- Flag Coat of arms
- Interactive map of Gmina Lubiewo
- Coordinates (Lubiewo): 53°28′1″N 18°1′6″E﻿ / ﻿53.46694°N 18.01833°E
- Country: Poland
- Voivodeship: Kuyavian-Pomeranian
- County: Tuchola
- Seat: Lubiewo

Area
- • Total: 162.8 km^{2} (62.9 sq mi)

Population (2006)
- • Total: 5,717
- • Density: 35.12/km^{2} (90.95/sq mi)

= Gmina Lubiewo =

Gmina Lubiewo is a rural gmina (administrative district) in Tuchola County, Kuyavian-Pomeranian Voivodeship, in north-central Poland. Its seat is the village of Lubiewo, which lies approximately 19 km south-east of Tuchola and 39 km north of Bydgoszcz.

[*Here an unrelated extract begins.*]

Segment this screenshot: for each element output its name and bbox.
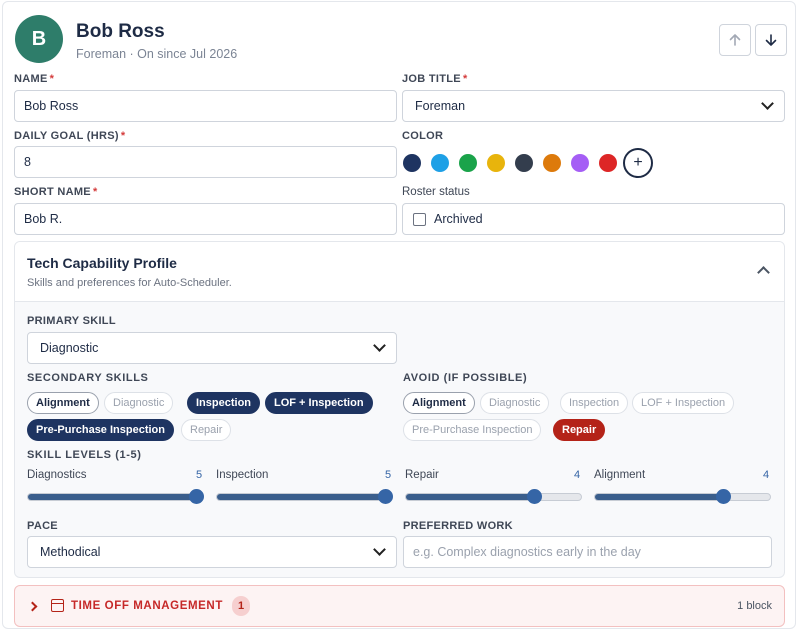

The gmina covers an area of 162.8 km2, and as of 2006 its total population is 5,717.

The gmina contains part of the protected area called Tuchola Landscape Park.

==Villages==
Gmina Lubiewo contains the villages and settlements of Bruchniewo, Brukniewo, Bysław, Bysławek, Cierplewo, Klonowo, Koźliny, Lubiewice, Lubiewo, Minikowo, Płazowo, Sokole-Kuźnica, Sucha, Szumiąca, Szyszkówka, Teolog, Trutnowo, Wandowo, Wełpin, Wielonek and Zamrzenica.

==Neighbouring gminas==
Gmina Lubiewo is bordered by the gminas of Cekcyn, Gostycyn, Koronowo and Świekatowo.